4. In relazione al secondo motivo, il ricorso è improcedibile. A parte ogni considerazione sulla decisività delle circolari dell’Istituto ai fini della risoluzione della controversia, dal momento che esse, in quanto tali, non possono derogare alle disposizioni di legge e neanche possono influire nell’interpretazione delle medesime disposizioni, e ciò anche se si tratti di atti del tipo ed. normativo, che restano comunque atti di rilevanza interna all’organizzazione dell’ente (cfr. Cass. 6 maggio 2005 n. 11094), si deve osservare che il ricorrente, limitatosi in ricorso ad affermare che unitamente a tale atto sarebbero stati depositati i fascicoli di parte delle precedenti fasi del giudizio, non ha in tal modo adempiuto all’onere imposto dall’art. 369 c.p.c., comma 2, n. 4. A tale riguardo le Sezioni unite di questa Corte con la pronuncia 3 novembre 2011, n. 22726 hanno precisato che "In tema di giudizio per cassazione, l’onere del ricorrente, di cui all’art. 369 c.p.c., comma 2, n. 4, così come modificato dal D.Lgs. 2 febbraio 2006, n. 40, art. 7 di produrre, a pena di improcedibilità del ricorso, gli atti processuali, i documenti, i contratti o accordi collettivi sui quali il ricorso si fonda è soddisfatto, sulla base del principio di strumentalità delle forme processuali, quanto agli atti e ai documenti contenuti nel fascicolo di parte, anche mediante la produzione del fascicolo nel quale essi siano contenuti e, quanto agli atti e ai documenti contenuti nel fascicolo d’ufficio, mediante il deposito della richiesta di trasmissione di detto fascicolo presentata alla cancelleria del giudice che ha pronunciato la sentenza impugnata e restituita al richiedente munita di visto ai sensi dell’art. 369 c.p.c., comma 3, ferma, in ogni caso, l’esigenza di specifica indicazione, a pena di inammissibilità ex art. 366 c.p.c., n. 6, degli atti, dei documenti e dei dati necessari al reperimento degli stessi".
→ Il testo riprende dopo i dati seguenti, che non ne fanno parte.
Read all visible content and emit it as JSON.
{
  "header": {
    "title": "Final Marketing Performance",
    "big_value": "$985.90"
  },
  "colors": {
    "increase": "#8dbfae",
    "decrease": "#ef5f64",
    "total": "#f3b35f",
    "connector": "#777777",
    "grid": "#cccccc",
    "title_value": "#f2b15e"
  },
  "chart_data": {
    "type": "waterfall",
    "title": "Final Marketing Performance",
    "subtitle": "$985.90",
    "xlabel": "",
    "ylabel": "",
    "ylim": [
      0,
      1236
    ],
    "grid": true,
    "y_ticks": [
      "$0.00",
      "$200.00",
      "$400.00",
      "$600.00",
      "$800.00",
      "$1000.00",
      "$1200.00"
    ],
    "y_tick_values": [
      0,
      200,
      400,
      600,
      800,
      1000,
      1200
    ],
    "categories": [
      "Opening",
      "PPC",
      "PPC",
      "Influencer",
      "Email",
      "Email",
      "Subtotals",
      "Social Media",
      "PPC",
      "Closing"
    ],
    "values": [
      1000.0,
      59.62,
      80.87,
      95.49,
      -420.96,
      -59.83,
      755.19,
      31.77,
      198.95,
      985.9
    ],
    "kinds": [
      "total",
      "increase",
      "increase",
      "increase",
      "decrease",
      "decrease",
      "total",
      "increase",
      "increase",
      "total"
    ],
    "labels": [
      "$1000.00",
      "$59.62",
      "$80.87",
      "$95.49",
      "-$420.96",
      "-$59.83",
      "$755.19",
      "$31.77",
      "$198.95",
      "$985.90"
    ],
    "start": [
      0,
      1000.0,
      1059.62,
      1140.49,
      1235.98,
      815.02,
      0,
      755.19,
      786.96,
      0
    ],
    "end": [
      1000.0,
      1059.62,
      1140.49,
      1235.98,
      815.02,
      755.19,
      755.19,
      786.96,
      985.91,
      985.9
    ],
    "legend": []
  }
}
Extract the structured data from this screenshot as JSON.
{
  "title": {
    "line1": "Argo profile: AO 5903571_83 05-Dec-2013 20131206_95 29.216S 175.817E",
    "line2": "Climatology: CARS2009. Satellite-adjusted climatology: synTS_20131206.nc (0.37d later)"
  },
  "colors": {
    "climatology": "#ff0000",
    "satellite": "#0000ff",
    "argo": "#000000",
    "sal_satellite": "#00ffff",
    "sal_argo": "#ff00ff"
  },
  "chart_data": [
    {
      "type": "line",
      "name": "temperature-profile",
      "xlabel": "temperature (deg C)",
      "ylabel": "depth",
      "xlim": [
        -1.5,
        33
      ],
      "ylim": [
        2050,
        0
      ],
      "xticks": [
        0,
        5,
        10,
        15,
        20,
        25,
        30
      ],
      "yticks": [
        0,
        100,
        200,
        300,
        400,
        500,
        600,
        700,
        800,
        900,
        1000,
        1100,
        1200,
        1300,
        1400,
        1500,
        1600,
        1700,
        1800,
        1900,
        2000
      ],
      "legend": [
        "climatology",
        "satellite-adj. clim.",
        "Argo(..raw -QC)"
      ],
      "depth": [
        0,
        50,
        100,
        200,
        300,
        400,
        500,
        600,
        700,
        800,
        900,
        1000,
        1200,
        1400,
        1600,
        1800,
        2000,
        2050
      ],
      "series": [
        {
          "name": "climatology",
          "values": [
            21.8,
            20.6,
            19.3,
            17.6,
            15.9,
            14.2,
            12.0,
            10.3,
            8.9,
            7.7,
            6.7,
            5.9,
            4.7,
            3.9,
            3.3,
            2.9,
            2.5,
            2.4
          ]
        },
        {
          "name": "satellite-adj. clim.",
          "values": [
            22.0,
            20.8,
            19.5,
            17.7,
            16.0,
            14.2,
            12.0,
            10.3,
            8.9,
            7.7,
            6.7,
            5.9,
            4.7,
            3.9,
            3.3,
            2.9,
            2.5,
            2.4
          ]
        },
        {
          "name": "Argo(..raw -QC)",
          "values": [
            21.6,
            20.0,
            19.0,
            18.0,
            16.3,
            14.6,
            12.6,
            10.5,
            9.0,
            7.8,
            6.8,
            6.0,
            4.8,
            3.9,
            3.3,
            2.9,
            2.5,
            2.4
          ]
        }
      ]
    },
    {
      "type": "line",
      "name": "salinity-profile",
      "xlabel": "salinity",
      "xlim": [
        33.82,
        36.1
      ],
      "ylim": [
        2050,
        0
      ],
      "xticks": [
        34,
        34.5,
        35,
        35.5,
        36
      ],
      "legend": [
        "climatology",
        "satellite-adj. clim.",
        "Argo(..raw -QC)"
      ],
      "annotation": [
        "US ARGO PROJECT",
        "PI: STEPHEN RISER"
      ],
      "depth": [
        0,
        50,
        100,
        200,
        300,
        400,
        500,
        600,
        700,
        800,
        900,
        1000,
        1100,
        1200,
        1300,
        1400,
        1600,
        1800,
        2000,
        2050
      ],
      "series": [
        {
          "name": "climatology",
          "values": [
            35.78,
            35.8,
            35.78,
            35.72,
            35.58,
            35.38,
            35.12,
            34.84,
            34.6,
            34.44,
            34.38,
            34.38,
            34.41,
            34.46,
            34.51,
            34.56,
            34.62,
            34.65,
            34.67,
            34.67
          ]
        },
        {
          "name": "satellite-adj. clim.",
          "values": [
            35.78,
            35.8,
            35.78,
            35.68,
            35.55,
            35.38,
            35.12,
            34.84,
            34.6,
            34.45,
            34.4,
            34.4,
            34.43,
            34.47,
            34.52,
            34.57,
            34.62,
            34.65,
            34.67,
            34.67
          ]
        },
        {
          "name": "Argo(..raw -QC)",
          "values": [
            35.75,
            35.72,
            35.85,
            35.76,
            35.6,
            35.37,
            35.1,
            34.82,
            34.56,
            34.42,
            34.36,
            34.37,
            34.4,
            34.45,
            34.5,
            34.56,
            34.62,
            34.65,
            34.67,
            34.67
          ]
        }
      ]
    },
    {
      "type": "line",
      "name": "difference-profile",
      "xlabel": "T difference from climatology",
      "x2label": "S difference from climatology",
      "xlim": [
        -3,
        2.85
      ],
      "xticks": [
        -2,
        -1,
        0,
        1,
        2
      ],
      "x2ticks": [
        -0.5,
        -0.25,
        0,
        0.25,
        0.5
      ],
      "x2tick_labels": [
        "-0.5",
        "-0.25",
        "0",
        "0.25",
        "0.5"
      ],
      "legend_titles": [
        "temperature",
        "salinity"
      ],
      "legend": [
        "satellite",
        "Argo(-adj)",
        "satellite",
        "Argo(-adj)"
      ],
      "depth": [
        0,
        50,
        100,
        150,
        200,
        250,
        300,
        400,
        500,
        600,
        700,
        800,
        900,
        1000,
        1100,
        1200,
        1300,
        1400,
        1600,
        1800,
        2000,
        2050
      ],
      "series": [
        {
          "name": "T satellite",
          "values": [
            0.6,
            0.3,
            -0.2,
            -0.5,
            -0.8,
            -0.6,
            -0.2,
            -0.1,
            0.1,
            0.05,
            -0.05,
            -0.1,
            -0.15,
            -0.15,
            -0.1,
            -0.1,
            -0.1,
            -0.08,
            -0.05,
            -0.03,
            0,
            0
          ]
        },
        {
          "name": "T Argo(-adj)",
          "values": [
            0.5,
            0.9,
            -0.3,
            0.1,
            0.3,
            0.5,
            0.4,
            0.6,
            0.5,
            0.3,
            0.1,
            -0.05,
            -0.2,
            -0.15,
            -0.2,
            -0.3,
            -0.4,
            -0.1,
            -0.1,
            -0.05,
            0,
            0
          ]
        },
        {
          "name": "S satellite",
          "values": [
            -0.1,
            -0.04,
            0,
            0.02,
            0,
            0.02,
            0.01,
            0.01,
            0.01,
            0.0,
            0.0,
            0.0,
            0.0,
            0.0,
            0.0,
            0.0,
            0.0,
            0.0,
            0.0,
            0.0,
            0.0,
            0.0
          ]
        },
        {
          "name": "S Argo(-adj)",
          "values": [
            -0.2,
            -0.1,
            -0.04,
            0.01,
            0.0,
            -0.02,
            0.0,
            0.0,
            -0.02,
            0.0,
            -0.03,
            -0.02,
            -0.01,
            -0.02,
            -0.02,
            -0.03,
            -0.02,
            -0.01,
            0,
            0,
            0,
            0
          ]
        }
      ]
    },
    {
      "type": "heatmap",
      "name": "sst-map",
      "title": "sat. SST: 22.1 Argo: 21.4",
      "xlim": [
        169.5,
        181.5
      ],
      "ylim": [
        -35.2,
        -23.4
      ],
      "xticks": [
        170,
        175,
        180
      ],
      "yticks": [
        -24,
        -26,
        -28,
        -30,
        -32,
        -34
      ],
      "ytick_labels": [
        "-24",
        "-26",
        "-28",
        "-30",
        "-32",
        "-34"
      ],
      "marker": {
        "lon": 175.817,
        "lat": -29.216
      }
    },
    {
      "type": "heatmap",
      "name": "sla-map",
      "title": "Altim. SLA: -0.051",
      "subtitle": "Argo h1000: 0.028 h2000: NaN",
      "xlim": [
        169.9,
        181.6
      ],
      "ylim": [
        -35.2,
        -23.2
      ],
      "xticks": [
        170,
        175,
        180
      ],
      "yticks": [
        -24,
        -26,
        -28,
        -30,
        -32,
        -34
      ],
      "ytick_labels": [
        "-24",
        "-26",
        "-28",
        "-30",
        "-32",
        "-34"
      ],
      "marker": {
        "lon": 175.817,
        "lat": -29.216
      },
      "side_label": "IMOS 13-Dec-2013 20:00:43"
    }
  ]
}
Per il criterio della soccombenza, le spese del presente giudizio, liquidate come in dispositivo, vanno poste a carico del ricorrente, non potendosi fare applicazione, in mancanza di prova delle condizioni richieste per l’esenzione dal relativo onere, dell’art. 152 disp. att. c.p.c., ne testo risultante dopo la modifica introdotta dal D.L. 30 settembre 2003, n. 269, art. 42, comma 11, convertito nella L. 24 novembre 2003, n. 326 e qui da applicare, essendo stato il giudizio di primo grado instaurato con ricorso depositato il 13 marzo 2008, ossia successivamente all’entrata in vigore della suddetta modifica.

P.Q.M.

La Corte rigetta il ricorso e condanna il ricorrente al pagamento in favore dell’INPS delle spese del presente giudizio, liquidate in Euro 30,00 per esborsi e in Euro 2.000,00, per onorari, oltre iva, cap e rimborso spese generali.

Così deciso in Roma, il 24 maggio 2012.